Elon Musk’s commercial space-transport firm, SpaceX, is building a commercial launchpad in South Texas along the Gulf of Mexico with help from more than $20 million in state and local incentives.

Local officials believe the launch site, east of Brownsville near Boca Chica Beach, will create 500 jobs over a decade and require as much as $100 million in capital investment. Beyond the $15.3 million Texas is giving the project, SpaceX will collect another $5 million from the Greater Brownsville Incentives Corp.

The SpaceX facility will cover about 50 acres along the coast, a few miles from South Padre Island, and involve a launchpad, control center, and ground-tracking station. The facility is designed to launch about a dozen commercial satellites each year, a lucrative business that SpaceX maintains it can perform more cost-efficiently than rivals can.

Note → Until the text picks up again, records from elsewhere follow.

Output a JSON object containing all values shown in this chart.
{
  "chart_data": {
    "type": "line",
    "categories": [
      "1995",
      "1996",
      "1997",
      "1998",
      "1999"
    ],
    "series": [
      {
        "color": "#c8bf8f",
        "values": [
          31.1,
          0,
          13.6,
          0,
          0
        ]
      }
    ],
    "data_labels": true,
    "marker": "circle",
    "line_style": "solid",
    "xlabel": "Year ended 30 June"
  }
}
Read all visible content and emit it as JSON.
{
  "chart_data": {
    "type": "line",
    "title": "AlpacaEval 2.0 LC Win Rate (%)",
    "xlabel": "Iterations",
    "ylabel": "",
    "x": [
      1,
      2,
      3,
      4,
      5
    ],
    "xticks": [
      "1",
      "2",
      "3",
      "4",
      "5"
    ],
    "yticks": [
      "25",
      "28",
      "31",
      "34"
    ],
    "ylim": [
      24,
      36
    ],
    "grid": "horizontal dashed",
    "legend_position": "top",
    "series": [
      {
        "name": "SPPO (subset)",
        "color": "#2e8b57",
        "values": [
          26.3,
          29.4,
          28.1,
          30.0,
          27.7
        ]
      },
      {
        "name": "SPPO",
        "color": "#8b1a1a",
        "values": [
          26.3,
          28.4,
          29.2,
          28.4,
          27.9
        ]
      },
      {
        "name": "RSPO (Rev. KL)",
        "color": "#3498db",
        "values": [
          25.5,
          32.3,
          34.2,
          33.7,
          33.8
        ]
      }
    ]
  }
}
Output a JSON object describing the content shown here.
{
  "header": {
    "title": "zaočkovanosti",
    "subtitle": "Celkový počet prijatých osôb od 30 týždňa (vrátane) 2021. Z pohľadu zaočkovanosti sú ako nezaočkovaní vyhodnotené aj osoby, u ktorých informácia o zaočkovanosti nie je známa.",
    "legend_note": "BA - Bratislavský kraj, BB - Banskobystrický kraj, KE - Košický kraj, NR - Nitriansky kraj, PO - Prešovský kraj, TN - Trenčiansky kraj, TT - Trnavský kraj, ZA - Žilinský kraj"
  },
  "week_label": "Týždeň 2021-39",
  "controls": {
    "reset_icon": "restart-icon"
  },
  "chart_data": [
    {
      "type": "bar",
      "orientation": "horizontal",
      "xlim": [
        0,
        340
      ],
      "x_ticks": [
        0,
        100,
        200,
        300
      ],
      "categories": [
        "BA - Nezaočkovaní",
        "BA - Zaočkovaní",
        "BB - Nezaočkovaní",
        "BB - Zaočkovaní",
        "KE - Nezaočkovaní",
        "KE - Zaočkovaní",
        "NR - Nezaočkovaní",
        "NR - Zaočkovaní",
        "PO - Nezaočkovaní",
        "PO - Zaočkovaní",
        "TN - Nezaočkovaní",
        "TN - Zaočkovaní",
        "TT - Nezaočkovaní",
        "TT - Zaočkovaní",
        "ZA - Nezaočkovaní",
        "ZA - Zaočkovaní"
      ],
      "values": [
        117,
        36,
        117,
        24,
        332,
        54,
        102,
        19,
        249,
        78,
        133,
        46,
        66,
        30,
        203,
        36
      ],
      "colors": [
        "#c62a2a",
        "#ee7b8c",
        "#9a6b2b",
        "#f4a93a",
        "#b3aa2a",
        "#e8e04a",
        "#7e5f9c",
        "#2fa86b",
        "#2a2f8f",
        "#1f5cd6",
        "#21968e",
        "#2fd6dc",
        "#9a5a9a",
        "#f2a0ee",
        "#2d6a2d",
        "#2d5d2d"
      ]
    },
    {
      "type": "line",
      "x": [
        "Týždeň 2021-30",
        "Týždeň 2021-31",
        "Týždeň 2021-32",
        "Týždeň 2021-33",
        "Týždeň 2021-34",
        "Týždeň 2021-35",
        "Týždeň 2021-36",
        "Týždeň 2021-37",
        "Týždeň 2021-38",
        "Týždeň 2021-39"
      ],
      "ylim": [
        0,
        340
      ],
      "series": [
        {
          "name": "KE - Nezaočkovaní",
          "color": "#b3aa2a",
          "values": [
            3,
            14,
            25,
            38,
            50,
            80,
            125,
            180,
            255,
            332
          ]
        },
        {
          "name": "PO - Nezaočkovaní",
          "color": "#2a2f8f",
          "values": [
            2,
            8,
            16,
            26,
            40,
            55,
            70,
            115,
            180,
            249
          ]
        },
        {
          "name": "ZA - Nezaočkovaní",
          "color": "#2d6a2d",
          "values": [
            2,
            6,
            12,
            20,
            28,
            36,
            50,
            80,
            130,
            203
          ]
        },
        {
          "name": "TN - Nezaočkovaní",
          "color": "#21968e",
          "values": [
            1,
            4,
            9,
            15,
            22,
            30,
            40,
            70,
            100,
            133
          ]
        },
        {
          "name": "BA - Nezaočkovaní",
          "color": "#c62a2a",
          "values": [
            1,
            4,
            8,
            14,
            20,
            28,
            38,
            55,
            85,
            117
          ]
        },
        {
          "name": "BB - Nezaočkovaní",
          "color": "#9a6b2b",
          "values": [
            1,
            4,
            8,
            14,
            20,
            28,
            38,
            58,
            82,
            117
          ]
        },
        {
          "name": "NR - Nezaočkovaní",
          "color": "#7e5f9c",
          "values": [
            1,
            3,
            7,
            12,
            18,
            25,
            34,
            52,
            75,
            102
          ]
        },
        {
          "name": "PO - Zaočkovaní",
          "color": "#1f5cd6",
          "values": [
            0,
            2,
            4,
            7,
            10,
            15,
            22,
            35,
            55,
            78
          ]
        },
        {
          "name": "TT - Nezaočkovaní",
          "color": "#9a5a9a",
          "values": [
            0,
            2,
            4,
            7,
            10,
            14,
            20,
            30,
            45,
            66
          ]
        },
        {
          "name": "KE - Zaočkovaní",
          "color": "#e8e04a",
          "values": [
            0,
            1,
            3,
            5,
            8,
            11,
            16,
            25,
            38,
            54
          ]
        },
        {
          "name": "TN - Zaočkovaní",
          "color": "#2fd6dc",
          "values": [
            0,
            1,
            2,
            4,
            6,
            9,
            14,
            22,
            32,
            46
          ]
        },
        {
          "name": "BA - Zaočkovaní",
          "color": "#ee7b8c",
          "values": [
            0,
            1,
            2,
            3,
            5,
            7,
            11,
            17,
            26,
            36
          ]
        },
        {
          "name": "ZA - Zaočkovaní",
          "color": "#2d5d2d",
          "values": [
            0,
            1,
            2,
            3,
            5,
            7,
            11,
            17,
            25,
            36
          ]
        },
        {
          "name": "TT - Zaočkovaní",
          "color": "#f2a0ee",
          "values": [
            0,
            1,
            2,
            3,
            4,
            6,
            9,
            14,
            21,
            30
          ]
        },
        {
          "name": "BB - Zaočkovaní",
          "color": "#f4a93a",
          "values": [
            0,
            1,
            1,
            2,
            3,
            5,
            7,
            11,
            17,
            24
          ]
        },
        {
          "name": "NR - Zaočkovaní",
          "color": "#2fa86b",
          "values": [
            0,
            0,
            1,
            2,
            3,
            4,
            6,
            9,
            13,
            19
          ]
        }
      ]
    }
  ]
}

Musk’s Futuristic Spaceport Is Coming to Texas – “In addition to creating hundreds of high tech jobs for the Texas workforce, this site will inspire students, expand the supplier base and attract tourists to the south Texas area,” Musk said in a press release on Monday from Texas Governor Rick Perry’s office. SpaceX also has a rocket development facility in central Texas, near Waco. The company also considered sites in Alaska, California, Florida, Georgia, Puerto Rico, and Alaska.

Musk, the founder of Tesla Motors, has been fighting with the Air Force to try to break into the market for military satellite launches, which is dominated by United Launch Alliance, a Boeing (BA)-Lockheed Martin (LMT) joint venture. SpaceX has successfully ferried cargo for NASA to the International Space Station and maintains that it has been unfairly locked out of the bidding process for Pentagon launches.

In other SpaceX news, the company launched a television satellite into orbit early on Tuesday. The SpaceX Falcon 9 rocket delivered a commercial broadcast satellite for Asia Satellite Telecommunications of Hong Kong into orbit about 30 minutes after its launch from Cape Canaveral, Fla.